Short run: looks like monopoly (MR = MC, P > MC, positive profit possible). Long run: looks like competition (entry drives profit to zero; P = ATC). But unlike perfect competition, P > MC and the firm has excess capacity.
The trade-off: variety (many differentiated products) vs. efficiency (no firm produces at minimum ATC). Most consumers prefer the variety.
Example: Millbrook's 60 restaurants — each is unique, entry is easy, no one earns above-normal returns for long.
Oligopoly
Defining feature: few firms, significant barriers to entry, and strategic interaction — each firm's best move depends on what competitors do.
Game theory is the analytical tool. The prisoner's dilemma captures the central tension: each firm's individual incentive is to defect (cut prices, cheat on a cartel), even though all firms would be better off cooperating (keeping prices high).

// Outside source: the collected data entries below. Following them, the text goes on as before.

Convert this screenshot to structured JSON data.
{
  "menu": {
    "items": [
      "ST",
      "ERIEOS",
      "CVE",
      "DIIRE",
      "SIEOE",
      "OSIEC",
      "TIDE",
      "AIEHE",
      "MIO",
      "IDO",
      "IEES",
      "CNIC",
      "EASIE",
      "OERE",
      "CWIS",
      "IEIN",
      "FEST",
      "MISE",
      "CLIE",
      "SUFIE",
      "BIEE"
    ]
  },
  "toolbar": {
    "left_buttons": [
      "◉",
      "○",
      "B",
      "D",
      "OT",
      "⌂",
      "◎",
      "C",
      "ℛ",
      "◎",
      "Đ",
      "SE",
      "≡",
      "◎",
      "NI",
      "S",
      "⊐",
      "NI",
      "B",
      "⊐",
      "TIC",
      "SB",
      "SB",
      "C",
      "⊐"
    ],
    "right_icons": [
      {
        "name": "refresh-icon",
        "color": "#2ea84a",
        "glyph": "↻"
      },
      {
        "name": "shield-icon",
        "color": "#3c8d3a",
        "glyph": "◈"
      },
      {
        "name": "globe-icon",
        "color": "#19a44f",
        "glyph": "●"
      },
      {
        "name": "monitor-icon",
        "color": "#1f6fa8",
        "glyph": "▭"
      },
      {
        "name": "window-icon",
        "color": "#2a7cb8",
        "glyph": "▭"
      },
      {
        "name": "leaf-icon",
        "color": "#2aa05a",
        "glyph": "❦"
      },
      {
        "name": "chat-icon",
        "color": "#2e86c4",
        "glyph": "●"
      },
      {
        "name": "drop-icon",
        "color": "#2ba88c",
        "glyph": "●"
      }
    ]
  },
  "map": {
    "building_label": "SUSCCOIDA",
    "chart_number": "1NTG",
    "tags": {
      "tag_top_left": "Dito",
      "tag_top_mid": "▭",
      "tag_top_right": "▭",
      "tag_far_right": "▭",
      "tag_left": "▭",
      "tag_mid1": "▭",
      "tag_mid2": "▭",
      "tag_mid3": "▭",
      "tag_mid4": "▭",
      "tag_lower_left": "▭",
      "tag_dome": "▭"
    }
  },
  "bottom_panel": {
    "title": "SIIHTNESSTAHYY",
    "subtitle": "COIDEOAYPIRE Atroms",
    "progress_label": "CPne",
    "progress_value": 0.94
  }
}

Nash equilibrium: a set of strategies where no player can improve by changing unilaterally. In the prisoner's dilemma, (defect, defect) is the Nash equilibrium — collectively worse than (cooperate, cooperate).
Cartels are agreements to cooperate. They face the prisoner's dilemma: each member has an incentive to cheat. OPEC is the most famous real cartel — partially successful but plagued by chronic cheating.
The four market structures compared
| Perfect competition | Monopolistic competition | Oligopoly | Monopoly | |
|---|---|---|---|---|
| Firms | Very many | Many | Few | One |
| Products | Identical | Differentiated | Either | Unique |
| Entry | Free | Free | Barriers | Very high barriers |
| Market power | None | Some | Significant | Maximum |
| Long-run profit | Zero | Zero | Possible | Persistent |
| Key tool | S&D | MR=MC + tangency | Game theory | MR=MC monopoly |
Themes this chapter touched
- Markets power+imperfect — most real markets are in the messy middle
- Tradeoffs — variety vs. efficiency; cooperation vs. defection
- Behavioral — brand loyalty, advertising
- Affects daily life — restaurants, airlines, wireless, soft drinks
One sentence summary
Most real markets live in the messy middle between perfect competition and monopoly — monopolistic competition produces variety at the cost of efficiency, while oligopoly produces strategic interaction where the prisoner's dilemma explains why cartels form and why they break down.